When I was growing up, my main exposure to helicopters was through television. Helicopters made occasional appearances on Magnum, P.I. and The A-Team, two shows I watched regularly. And there was Airwolf, about a super-advanced helicopter and its troubled pilot, and the short-lived Blue Thunder, about another hi-tech helicopter. To an aviation-enthusiast kid in his early teens, the Airwolf and Blue Thunder helicopters in particular were the coolest things flying.

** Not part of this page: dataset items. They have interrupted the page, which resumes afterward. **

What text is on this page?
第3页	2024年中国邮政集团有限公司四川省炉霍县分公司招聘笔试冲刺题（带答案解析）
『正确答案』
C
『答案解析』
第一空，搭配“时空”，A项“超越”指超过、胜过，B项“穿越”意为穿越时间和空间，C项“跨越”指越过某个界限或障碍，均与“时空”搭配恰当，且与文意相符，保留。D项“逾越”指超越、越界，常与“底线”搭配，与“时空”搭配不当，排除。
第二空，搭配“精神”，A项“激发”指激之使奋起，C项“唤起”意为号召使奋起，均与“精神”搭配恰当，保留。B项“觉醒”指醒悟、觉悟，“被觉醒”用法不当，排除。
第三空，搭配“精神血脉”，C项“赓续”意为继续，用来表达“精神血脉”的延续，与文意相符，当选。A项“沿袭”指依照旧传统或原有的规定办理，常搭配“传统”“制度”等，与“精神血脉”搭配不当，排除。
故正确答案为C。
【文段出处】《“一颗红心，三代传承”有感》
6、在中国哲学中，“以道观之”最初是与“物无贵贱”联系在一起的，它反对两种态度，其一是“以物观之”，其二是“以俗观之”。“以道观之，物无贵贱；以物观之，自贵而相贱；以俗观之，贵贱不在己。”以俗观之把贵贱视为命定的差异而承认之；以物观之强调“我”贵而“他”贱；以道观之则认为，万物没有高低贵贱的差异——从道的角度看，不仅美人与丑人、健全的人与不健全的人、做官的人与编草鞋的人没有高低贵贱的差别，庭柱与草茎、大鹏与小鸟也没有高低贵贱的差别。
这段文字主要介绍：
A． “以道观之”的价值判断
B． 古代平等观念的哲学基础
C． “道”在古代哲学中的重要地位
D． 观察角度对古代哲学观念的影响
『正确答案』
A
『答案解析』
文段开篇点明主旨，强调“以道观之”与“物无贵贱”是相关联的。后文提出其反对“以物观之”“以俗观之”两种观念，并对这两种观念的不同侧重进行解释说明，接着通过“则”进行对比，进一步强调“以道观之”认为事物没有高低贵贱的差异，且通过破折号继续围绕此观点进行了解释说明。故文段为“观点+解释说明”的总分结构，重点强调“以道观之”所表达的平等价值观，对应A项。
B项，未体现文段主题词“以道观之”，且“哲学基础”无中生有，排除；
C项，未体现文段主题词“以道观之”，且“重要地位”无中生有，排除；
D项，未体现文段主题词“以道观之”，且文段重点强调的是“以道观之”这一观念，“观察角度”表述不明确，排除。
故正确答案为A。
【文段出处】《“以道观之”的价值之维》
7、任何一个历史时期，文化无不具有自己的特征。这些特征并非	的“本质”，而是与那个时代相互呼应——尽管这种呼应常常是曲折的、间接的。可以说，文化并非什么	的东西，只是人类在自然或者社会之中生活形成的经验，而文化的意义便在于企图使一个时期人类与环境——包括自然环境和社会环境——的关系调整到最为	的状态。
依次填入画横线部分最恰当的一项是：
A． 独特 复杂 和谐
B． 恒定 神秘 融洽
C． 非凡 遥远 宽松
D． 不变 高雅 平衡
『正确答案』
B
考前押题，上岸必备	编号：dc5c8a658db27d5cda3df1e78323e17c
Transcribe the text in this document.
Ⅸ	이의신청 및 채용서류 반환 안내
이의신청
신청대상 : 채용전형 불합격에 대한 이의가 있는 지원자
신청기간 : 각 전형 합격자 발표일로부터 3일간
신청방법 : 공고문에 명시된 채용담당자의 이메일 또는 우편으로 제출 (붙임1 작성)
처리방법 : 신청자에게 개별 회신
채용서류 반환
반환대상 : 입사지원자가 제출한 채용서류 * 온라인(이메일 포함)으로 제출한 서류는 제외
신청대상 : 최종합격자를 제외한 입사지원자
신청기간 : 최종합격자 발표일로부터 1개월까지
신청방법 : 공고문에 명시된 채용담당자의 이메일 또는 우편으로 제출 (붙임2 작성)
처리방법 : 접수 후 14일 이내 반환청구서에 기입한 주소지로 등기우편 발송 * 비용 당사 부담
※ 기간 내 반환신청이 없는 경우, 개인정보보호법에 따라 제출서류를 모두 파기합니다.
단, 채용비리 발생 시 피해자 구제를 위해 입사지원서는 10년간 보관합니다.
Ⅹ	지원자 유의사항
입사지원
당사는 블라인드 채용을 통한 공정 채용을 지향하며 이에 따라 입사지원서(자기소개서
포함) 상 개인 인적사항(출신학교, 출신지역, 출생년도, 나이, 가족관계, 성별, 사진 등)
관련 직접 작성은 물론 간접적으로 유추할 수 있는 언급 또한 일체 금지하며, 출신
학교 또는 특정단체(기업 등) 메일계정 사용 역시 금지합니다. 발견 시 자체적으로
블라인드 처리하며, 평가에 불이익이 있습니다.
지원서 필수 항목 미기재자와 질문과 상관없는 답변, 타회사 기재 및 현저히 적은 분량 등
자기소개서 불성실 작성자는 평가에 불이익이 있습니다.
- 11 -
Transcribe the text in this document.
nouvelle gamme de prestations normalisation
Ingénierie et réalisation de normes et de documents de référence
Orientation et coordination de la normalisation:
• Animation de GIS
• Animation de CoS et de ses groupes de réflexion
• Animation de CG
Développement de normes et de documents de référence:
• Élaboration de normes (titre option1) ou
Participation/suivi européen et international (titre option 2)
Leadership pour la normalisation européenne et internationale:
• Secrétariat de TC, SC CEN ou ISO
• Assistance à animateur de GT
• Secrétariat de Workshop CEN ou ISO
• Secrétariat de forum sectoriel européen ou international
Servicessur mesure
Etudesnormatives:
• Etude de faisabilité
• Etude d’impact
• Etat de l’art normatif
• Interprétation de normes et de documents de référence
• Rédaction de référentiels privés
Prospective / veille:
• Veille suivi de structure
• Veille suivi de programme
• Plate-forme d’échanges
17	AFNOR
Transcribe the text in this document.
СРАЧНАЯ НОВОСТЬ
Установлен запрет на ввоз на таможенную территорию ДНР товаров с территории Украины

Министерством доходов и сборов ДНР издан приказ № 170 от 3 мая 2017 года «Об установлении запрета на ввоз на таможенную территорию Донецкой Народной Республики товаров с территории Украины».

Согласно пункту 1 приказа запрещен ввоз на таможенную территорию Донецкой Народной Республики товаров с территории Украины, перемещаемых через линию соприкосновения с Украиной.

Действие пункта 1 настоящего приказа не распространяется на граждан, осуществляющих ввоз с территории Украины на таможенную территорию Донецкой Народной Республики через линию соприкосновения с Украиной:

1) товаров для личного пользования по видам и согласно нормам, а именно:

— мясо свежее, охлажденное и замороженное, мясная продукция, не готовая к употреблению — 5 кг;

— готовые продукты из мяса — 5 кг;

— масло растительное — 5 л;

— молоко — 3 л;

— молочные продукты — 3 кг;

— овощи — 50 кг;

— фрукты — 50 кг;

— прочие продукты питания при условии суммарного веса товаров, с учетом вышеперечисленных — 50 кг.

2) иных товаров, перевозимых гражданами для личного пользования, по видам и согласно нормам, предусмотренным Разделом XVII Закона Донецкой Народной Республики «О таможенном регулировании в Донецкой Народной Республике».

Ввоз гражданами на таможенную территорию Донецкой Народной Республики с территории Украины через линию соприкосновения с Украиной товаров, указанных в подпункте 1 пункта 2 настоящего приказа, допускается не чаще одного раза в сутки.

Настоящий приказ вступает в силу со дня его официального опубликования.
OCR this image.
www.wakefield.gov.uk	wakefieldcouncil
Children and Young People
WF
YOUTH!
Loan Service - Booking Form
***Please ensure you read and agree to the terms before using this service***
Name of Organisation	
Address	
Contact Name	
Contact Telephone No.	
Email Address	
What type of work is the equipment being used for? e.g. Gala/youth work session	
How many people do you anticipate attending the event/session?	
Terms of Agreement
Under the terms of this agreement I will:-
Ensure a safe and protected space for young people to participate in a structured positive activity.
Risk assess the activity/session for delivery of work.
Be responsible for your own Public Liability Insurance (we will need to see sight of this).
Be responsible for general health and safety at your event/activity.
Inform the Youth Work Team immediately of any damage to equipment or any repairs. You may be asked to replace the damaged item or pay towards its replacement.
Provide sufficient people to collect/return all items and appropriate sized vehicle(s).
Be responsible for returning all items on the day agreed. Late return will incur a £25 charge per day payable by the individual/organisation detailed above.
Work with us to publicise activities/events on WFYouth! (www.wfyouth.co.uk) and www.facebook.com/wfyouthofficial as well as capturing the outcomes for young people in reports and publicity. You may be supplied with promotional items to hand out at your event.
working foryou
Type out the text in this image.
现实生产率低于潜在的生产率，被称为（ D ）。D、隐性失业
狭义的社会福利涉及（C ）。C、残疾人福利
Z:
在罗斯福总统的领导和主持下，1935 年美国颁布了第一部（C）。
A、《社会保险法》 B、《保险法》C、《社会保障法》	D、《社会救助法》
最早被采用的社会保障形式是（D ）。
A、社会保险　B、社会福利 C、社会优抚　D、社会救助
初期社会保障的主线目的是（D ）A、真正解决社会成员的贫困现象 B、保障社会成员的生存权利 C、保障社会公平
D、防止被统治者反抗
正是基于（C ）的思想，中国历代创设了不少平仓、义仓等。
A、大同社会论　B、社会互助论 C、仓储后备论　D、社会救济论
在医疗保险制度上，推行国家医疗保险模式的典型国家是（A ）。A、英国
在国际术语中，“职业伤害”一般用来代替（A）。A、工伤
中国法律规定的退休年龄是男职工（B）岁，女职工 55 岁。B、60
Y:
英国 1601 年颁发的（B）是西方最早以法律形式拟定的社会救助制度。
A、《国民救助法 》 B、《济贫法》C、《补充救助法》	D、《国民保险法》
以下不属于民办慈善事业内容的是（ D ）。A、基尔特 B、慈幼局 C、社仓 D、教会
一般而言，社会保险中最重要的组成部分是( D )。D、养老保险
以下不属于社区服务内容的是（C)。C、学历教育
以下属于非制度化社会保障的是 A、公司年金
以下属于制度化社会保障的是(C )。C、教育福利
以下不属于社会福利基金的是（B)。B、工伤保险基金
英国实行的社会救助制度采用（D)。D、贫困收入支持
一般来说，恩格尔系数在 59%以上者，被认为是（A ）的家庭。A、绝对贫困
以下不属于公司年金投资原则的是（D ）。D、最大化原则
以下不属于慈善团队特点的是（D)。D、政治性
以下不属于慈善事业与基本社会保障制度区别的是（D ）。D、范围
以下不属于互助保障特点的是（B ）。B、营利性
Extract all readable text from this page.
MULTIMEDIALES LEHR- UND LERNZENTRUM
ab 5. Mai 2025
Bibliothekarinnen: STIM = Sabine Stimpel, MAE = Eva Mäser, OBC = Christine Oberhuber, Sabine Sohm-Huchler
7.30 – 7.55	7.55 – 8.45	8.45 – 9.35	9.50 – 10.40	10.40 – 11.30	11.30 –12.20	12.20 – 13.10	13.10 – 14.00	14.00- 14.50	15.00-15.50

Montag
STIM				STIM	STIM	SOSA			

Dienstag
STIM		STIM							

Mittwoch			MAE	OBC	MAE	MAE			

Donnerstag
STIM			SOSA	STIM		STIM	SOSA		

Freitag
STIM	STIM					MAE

Now, as an adult, I find real-life helicopters much more interesting and inspiring than any of the fanciful, fictional representations I enjoyed as a child. My enthusiasm and wonder about helicopters are still childlike at times though. Occasionally, Marine helicopters stationed at Robins Air Force Base will fly over my house. I love it. I might feel differently if they were flying over at all hours every day, but as it is, I wish they would fly over more often. When my two-year-old daughter hears the distant whop-whop-whop of the rotors, she’ll turn to me with wide, bright eyes and say, “Hehwicopa.” I’ll scoop her up in my arms and we’ll rush outside to see the gray helicopters—usually Super Cobras—pass overhead. On the rare best days we’ll run outside three or four times.

A UH-1N Huey (left) and an AH-1W Super Cobra hover taxi on the Robins AFB flightline. (U.S. Air Force photo by Sue Sapp.)

The Museum of Aviation currently has nine helicopters on display, including a Vietnam War combat veteran Huey, a CH-21B “Workhorse” used for VIP transport, and a huge MH-53 Pave Low. Over the next couple of months we’ll profile some of these aircraft on the blog. Come visit the museum and see our helicopters and more!

The Museum of Aviation’s CH-21B “Workhorse” is on display in the Scott Exhibit Hangar.

 One of my favorite helicopters is the HH-60G Pave Hawk. Pave Hawks fly out of Moody Air Force Base near Valdosta, Georgia, just a couple of hours south of the museum. The Warner Robins Air Logistics Center’s Aerospace Sustainment Directorate provides cradle-to-grave acquisition and sustainment for all USAF helicopters, including the HH-60G. We don’t have a Pave Hawk at the museum, but go to Air to play at being both a pararescuemanand a pilot. Click on “Videos and More”; at the bottom under “Interactive Features,” scroll over to “Go on a Combat Search and Rescue Mission.” I played twice and my best score was 1108. You can do better, right? Let me know!

An HH-60G Pave Hawk helicopter from the 41st Rescue Squadron hovers overhead as pararescuemen rescue a simulated downed pilot at Moody Air Force Base. (U.S. Air Force photo/Airman 1st Class Benjamin Wiseman)

Just this morning three helicopters from the Georgia State Patrol landed here at the Museum. The pilots and crew were here for a conference. Of course, I was there also, watching them land and taking pictures the whole time. Hopefully I will be able to be there this afternoon as well, watching them lift off into the beautiful fall sky. For now here are some pictures after they landed.

Three Georgia State Patrol helicopters: a Bell 206 in the front and two Bell 407s lined up behind it.

A Georgia State Patrol Bell 407 rests in front of the Museum of Aviation.